Life, children and economic prosperity, form the basis of God's control of the historical process. Power over these things therefore remains in His hands alone. God makes His long-term plans for humanity on the assumption that man will do good. As such, any sin affecting life, children or property, causes God to revise His plans. It is for this reason that God strongly forbade such sins in the Ten Commandments, "Do not commit murder. Do not commit adultery. Do not steal. Do not testify as a false witness against your neighbor" (Exodus 20:13). These sins are even worse than idolatry, since idol worship only affects God's honor, while these pervert His very control of history.

Murder and Theft

Murder is one of the very worst of sins, since its effects can be felt for all future generations. Since the offspring of a single person can comprise a significant portion of humanity after a sufficient number of generations, we are taught that one who kills a single human being is like one who destroys an entire world. Since, unlike animals, man enjoys individual providence, every murder forces God to set up new chains of events to assure the birth of those persons upon whom history depends.

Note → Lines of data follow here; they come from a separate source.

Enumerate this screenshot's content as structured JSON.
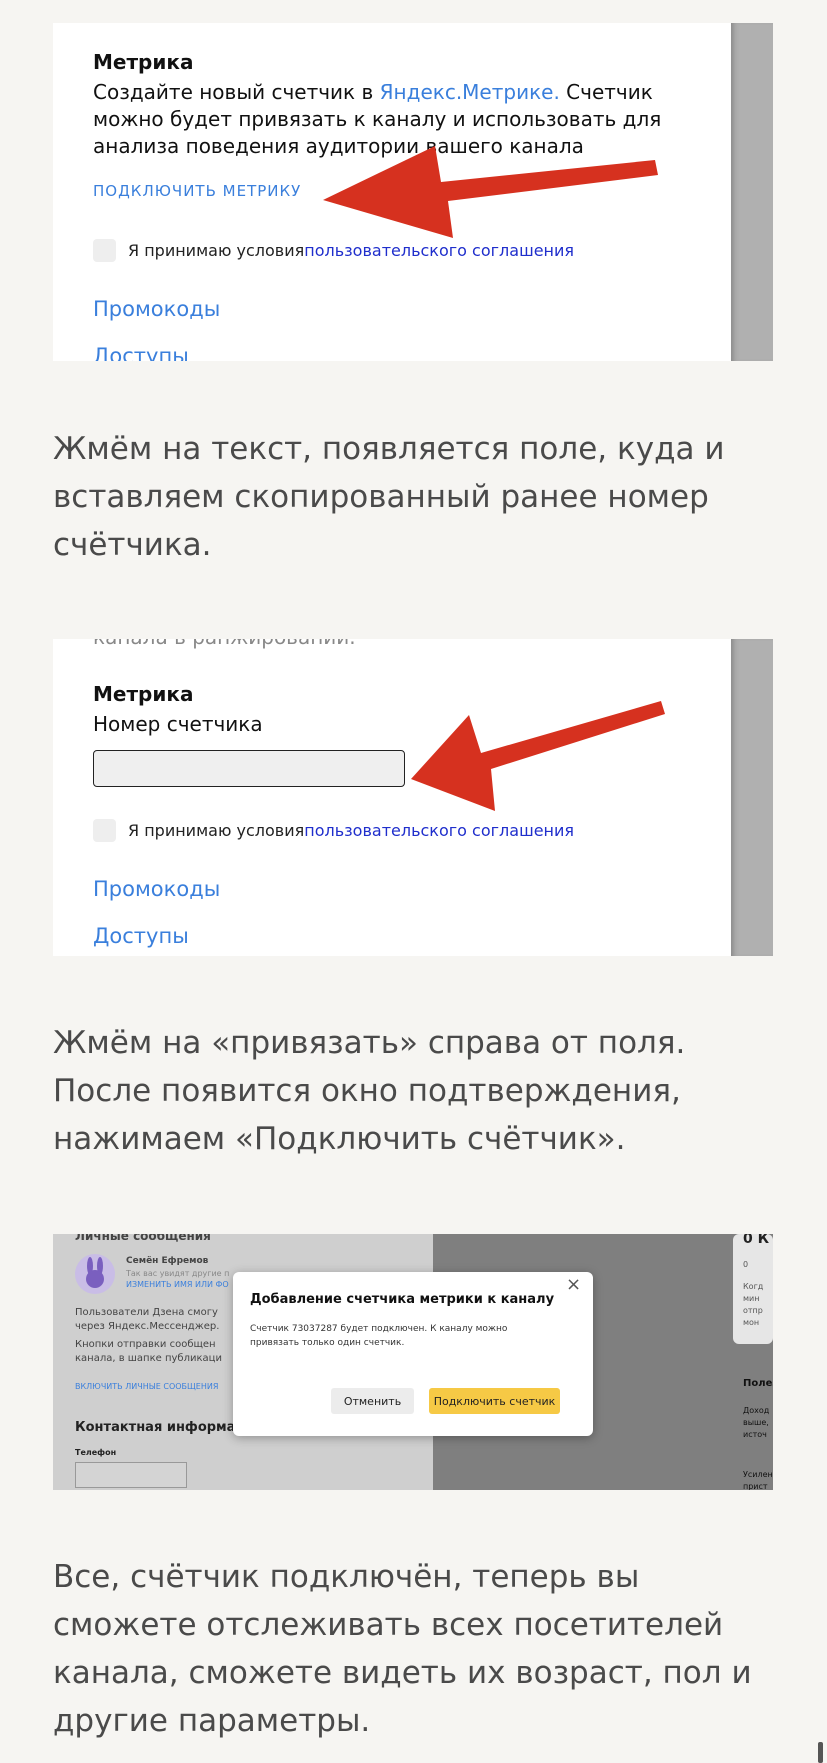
{
  "screenshot1": {
    "title": "Метрика",
    "desc_line1_pre": "Создайте новый счетчик в ",
    "desc_link": "Яндекс.Метрике.",
    "desc_line1_post": " Счетчик",
    "desc_line2": "можно будет привязать к каналу и использовать для",
    "desc_line3": "анализа поведения аудитории вашего канала",
    "connect_link": "ПОДКЛЮЧИТЬ МЕТРИКУ",
    "accept_text": "Я принимаю условия ",
    "accept_link": "пользовательского соглашения",
    "promo": "Промокоды",
    "access": "Доступы"
  },
  "paragraph1": "Жмём на текст, появляется поле, куда и вставляем скопированный ранее номер счётчика.",
  "screenshot2": {
    "cut_text": "канала в ранжировании.",
    "title": "Метрика",
    "field_label": "Номер счетчика",
    "field_value": "",
    "accept_text": "Я принимаю условия ",
    "accept_link": "пользовательского соглашения",
    "promo": "Промокоды",
    "access": "Доступы"
  },
  "paragraph2": "Жмём на «привязать» справа от поля. После появится окно подтверждения, нажимаем «Подключить счётчик».",
  "screenshot3": {
    "section_top": "Личные сообщения",
    "user_name": "Семён Ефремов",
    "user_sub": "Так вас увидят другие п",
    "change_link": "ИЗМЕНИТЬ ИМЯ ИЛИ ФО",
    "users_line1": "Пользователи Дзена смогу",
    "users_line2": "через Яндекс.Мессенджер.",
    "buttons_line1": "Кнопки отправки сообщен",
    "buttons_line2": "канала, в шапке публикаци",
    "enable_link": "ВКЛЮЧИТЬ ЛИЧНЫЕ СООБЩЕНИЯ",
    "contact_title": "Контактная информация",
    "phone_label": "Телефон",
    "right_big": "0 К",
    "right_zero": "0",
    "right_lines": [
      "Когд",
      "мин",
      "отпр",
      "мон"
    ],
    "right_head": "Полез",
    "right_lines2": [
      "Доход",
      "выше,",
      "источ"
    ],
    "right_bottom": [
      "Усилен",
      "прист"
    ],
    "modal_title": "Добавление счетчика метрики к каналу",
    "modal_text1": "Счетчик 73037287 будет подключен. К каналу можно",
    "modal_text2": "привязать только один счетчик.",
    "cancel_btn": "Отменить",
    "confirm_btn": "Подключить счетчик",
    "close_icon": "×"
  },
  "paragraph3": "Все, счётчик подключён, теперь вы сможете отслеживать всех посетителей канала, сможете видеть их возраст, пол и другие параметры.",
  "colors": {
    "accent_link": "#3a7fdc",
    "arrow_red": "#d6311f",
    "confirm_yellow": "#f6c945"
  }
}
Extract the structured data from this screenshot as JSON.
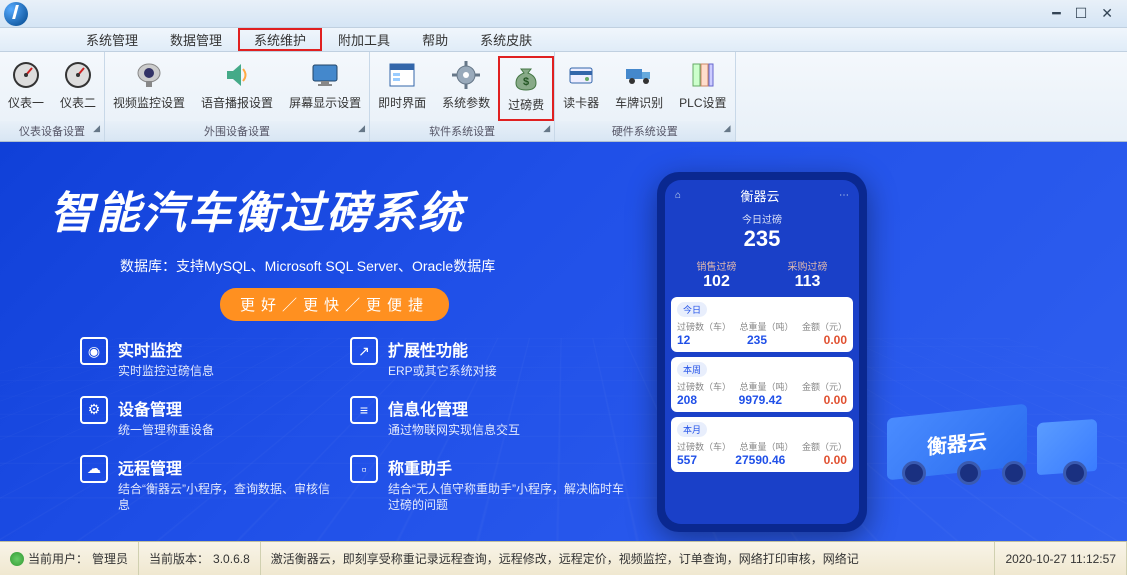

Similarly, sexual crimes upset God's plans of matching individuals to produce special traits in their children.

Robbery also upsets God's plans for the world, causing redistribution of property contrary to His will. Since this crime also causes much suffering, it is the one sin for which the judgment of a city or nation may be sealed. The punishment for corruption is most severe, since only a major catastrophe can set things right, and accordingly the prophet said, "The people of the land have oppressed and robbed one another… I have therefore poured out My indignation upon them" (Ezekiel 22:29-31).

Similarly, the miscarriage of justice is a sin that can upset God's plans, and therefore cause general disaster. Like robbery, it can seal the doom of a country. All judges are therefore warned that their decisions not only involve other human beings, but have an effect on God's own plans, as it is written, "Consider what you do, for you judge not [only] for man, but for God who is with you in judgment" (2-Chronicles 19:6).

Chain of Events

One of the important tasks of Divine Providence is maintaining a certain number of righteous individuals in each generation. By their merit and example, these individuals offer spiritual support to all humanity. In order to assure that individuals will be born with both the heredity and environment, as well as the spiritual traits needed to be great spiritual leaders, God sets up chains of events, sometimes dating all the way back to Adam. Providence also arranges that before one saint dies, another is born.

Although man has free will, certain individuals are predisposed by birth to be good. Accordingly, God told His prophet, "Before I formed you in the womb, I knew you, and before you were born, I sanctified you, I appointed you a prophet to the nations" (Jeremiah 1:5). Similarly, when God needs avengers, He causes individuals predisposed toward evil to be born. Regarding these, the Psalmist said, "The wicked are estranged from conception; speakers of falsehood err from birth" (Psalms 58:4).

Although many acts of providence are miraculous, their super-mundane nature is kept hidden from man. It is for this reason that God only bestows His blessing upon that which is hidden from the eye, and never upon that which can be measured.

God has a special love for messengers of good, and therefore protects them with a special degree of providence, except where danger is imminent. Similarly, God pays particular attention to a person who is being pursued.

Although each individual enjoys particular providence, that extended to groups, institutions and governments is much more exacting. Accordingly, we are taught that the chains of events leading to changes in government are so precisely ordained by providence, that the time of succession is determined to a hairsbreadth.

Although war sometimes fulfills God's purpose, He constantly strives for peace in the world. The ultimate blessing which God wishes to bestow is that of peace, as the Psalmist said, "God will give strength to His people; God will bless His people with peace" (Psalms 29:11).

From "The Handbook of Jewish Thought" (Vol. 2, Maznaim Publishing). Reprinted with permission.